On ressent une insensible brise serpentant la touffeur de la garrigue dans ce coin sudiste non défini de l’hexagone…les préambules à cet événement d’union entre deux êtres plantent le décor de ce roman où les fragrances se visualisent, où les images, souvent acides, se hument. Peut-on s’inviter alors que le passé gangrène le présent? Ce mariage sera l’occasion de se poser cette question et de tenter d’y répondre…

«C’est le matin de son mariage et la Petite se réveille avec en elle une colère sourde, une colère venue de passé et qui ne s’efface pas. Peu lui importe le compte à rebours des préparatifs, les fleurs, la robe… Ce qui a de l’importance pour elle, c’est sa famille rassemblée et surtout ce dernier invité, le cousin, qui réapparaît avec sa rancœur d’un héritage perdu. Mais même si l’on partage le même sang, il y a des choses qui ne se disent pas. Quoique l’on ait fait, quoique l’on ait dit, certaines vérités doivent rester ensevelies car l’ordre de la famille, ça se préserve. »

Ce village, carrousel de parfums pas toujours enivrants, est présenté par son auteur tel un exemple type du paysage de nos provinces actuelles.
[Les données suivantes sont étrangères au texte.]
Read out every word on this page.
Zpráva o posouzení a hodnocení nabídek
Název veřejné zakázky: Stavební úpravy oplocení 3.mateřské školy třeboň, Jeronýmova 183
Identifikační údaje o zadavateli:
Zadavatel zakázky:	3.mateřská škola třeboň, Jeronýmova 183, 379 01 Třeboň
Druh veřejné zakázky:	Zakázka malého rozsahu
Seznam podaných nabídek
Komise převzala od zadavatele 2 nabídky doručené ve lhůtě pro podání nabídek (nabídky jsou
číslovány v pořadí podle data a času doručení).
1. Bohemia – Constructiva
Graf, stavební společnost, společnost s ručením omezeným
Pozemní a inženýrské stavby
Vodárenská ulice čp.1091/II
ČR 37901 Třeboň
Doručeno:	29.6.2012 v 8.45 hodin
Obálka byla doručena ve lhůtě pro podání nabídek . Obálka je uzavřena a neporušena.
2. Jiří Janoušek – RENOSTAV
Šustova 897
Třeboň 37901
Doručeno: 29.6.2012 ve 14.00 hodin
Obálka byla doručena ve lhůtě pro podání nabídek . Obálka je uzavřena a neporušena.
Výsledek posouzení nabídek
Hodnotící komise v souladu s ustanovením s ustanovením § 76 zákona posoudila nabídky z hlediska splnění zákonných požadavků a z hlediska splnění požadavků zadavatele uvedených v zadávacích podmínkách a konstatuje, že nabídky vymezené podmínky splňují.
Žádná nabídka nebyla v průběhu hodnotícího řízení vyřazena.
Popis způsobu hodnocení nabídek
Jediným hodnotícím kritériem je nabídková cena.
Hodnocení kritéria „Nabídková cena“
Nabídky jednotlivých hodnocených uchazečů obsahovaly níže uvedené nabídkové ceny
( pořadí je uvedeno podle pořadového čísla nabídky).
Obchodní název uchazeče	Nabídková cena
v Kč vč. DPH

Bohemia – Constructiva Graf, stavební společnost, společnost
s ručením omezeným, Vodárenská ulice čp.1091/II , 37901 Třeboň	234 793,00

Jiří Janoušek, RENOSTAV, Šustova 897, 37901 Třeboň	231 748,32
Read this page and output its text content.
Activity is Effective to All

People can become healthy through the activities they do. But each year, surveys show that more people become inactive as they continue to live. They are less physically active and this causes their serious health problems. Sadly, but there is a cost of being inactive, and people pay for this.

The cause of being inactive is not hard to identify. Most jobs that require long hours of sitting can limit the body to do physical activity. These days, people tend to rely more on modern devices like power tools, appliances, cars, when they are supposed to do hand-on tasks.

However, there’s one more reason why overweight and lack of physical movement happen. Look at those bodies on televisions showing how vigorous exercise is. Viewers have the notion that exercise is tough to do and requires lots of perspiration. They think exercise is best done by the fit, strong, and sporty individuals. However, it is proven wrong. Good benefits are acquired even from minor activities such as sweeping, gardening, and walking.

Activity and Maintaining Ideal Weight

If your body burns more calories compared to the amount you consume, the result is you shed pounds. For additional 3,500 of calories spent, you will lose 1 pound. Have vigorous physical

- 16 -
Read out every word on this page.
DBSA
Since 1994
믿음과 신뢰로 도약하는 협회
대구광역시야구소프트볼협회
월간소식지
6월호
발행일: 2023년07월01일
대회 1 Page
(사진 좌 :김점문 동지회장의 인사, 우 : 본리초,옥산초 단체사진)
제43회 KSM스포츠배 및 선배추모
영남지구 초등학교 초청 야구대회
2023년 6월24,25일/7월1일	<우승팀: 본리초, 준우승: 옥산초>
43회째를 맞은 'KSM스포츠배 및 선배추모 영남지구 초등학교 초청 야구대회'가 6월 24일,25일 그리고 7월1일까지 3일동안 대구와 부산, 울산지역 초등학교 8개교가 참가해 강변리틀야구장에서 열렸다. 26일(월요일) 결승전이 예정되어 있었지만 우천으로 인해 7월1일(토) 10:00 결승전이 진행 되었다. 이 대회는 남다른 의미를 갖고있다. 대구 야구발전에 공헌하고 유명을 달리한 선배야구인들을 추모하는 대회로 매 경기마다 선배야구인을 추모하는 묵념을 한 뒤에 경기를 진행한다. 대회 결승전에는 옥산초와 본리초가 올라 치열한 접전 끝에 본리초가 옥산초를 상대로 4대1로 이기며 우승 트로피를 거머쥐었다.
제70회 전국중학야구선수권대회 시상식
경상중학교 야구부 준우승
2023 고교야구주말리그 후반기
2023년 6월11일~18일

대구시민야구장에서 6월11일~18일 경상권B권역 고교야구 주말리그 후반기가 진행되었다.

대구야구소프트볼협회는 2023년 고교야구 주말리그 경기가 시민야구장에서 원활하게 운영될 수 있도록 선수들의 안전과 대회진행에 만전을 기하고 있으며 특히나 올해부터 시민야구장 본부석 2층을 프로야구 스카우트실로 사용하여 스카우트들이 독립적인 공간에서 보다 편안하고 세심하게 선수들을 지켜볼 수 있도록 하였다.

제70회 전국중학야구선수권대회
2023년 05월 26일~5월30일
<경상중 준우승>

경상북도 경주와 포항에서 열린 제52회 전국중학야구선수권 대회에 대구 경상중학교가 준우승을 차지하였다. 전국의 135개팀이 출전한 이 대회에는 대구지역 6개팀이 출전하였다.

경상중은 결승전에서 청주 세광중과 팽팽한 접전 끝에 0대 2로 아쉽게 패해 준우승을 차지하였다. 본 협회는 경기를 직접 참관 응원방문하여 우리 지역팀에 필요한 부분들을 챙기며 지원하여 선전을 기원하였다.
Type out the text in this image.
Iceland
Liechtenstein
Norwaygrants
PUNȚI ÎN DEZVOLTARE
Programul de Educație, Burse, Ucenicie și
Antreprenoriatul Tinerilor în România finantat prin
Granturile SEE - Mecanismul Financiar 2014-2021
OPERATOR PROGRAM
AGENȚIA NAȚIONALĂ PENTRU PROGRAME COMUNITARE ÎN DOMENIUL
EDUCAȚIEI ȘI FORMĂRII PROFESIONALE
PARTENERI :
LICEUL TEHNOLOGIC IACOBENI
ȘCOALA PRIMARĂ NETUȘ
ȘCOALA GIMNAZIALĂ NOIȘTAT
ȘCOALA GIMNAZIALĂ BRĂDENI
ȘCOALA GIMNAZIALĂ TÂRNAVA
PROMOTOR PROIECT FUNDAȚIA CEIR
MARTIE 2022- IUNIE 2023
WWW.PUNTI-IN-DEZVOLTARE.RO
Soumis à son premier édile, reclus sur des principes dictés par le rejet d’autrui, les administrés subissent donc un repli culturel et un « quant à soi » inflexible, intangible. Ce cadre communal, idéologique, s’oppose à l’esprit libre, frondeur de la Petite. Elle se marie et ce mariage ravive des souvenirs, réveille des terreurs, exhume des souffrances par ce dernier invité « d’outre-tombe ». Anne Bourrel propose souvent dans ses écrits des allégories. De cet effort, le terme papier impose une symbolique dans le traumatisme subi par la Petite. Il supporte d’autant plus un état abstrait lié à cet événement douloureux et déchirant.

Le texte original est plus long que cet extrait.